Classifying token frequencies using angular Minkowski $p$-distance
This work addresses the need for better dissimilarity measures in text classification tasks, but it is incremental as it builds on existing cosine dissimilarity methods.
The paper tackled the problem of improving classification performance on token frequency datasets by introducing angular Minkowski p-distance as a dissimilarity measure, and found that it achieved substantially higher performance than classical cosine dissimilarity in a case study on the 20-newsgroups dataset.
Angular Minkowski $p$-distance is a dissimilarity measure that is obtained by replacing Euclidean distance in the definition of cosine dissimilarity with other Minkowski $p$-distances.

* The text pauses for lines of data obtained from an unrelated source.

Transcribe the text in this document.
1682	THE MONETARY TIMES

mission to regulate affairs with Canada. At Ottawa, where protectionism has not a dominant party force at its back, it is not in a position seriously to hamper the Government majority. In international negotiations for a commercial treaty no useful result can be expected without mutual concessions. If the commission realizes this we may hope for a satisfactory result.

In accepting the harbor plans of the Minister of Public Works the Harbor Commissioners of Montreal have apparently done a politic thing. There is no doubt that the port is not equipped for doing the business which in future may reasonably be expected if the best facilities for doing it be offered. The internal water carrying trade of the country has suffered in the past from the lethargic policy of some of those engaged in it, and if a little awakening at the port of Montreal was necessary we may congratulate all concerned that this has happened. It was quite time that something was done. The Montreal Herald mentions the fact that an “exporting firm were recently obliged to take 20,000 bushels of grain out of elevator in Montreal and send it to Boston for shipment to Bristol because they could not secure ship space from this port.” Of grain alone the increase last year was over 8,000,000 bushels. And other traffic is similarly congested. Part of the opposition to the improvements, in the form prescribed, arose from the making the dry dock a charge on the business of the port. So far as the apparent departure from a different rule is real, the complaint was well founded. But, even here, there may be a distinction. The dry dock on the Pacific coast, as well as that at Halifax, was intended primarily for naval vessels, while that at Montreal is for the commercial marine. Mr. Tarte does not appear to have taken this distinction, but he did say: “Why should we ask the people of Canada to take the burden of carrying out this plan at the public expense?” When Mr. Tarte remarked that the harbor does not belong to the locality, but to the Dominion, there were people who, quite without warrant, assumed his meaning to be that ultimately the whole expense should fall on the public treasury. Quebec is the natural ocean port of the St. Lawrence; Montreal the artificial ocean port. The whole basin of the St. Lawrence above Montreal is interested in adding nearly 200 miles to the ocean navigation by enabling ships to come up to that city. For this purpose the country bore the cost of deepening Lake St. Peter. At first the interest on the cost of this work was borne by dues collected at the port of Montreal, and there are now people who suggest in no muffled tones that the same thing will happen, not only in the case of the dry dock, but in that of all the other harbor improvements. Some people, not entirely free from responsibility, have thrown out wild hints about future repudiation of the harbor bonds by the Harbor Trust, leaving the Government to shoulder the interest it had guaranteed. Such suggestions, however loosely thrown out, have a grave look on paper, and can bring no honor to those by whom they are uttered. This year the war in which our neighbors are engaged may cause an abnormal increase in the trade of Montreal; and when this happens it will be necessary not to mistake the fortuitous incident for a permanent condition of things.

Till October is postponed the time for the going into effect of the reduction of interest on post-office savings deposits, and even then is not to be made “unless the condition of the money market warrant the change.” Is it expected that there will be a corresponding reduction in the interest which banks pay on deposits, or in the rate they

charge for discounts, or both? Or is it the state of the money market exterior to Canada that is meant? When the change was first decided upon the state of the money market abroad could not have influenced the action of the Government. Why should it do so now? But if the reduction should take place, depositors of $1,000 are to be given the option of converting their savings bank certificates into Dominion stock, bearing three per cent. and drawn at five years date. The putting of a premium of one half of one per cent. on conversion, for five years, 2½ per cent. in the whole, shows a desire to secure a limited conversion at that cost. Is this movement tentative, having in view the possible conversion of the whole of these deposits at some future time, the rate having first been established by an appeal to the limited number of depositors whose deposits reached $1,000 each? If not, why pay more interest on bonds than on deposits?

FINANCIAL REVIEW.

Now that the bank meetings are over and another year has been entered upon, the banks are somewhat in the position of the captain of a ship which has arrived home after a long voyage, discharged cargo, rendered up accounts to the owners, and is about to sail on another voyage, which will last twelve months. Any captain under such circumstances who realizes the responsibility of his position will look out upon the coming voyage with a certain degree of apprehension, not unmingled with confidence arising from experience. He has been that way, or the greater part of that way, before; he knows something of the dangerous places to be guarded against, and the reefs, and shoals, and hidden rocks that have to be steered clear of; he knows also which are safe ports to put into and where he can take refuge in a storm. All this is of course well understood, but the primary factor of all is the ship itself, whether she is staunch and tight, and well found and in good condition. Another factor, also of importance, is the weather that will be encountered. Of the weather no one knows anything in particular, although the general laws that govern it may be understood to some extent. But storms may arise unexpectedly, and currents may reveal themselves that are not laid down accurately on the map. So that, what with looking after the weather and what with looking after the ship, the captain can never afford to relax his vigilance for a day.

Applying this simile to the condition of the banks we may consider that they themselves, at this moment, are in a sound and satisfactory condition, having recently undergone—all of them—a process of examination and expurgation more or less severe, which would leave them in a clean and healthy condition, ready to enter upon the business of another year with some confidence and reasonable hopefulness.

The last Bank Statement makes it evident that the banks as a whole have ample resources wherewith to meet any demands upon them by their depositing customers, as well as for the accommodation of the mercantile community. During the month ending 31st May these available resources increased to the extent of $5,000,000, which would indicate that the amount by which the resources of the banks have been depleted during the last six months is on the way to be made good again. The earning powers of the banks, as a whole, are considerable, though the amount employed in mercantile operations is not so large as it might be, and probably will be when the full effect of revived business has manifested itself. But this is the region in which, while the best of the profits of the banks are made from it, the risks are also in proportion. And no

Cosine dissimilarity is frequently used with datasets containing token frequencies, and angular Minkowski $p$-distance may potentially be an even better choice for certain tasks. In a case study based on the 20-newsgroups dataset, we evaluate clasification performance for classical weighted nearest neighbours, as well as fuzzy rough nearest neighbours. In addition, we analyse the relationship between the hyperparameter $p$, the dimensionality $m$ of the dataset, the number of neighbours $k$, the choice of weights and the choice of classifier. We conclude that it is possible to obtain substantially higher classification performance with angular Minkowski $p$-distance with suitable values for $p$ than with classical cosine dissimilarity.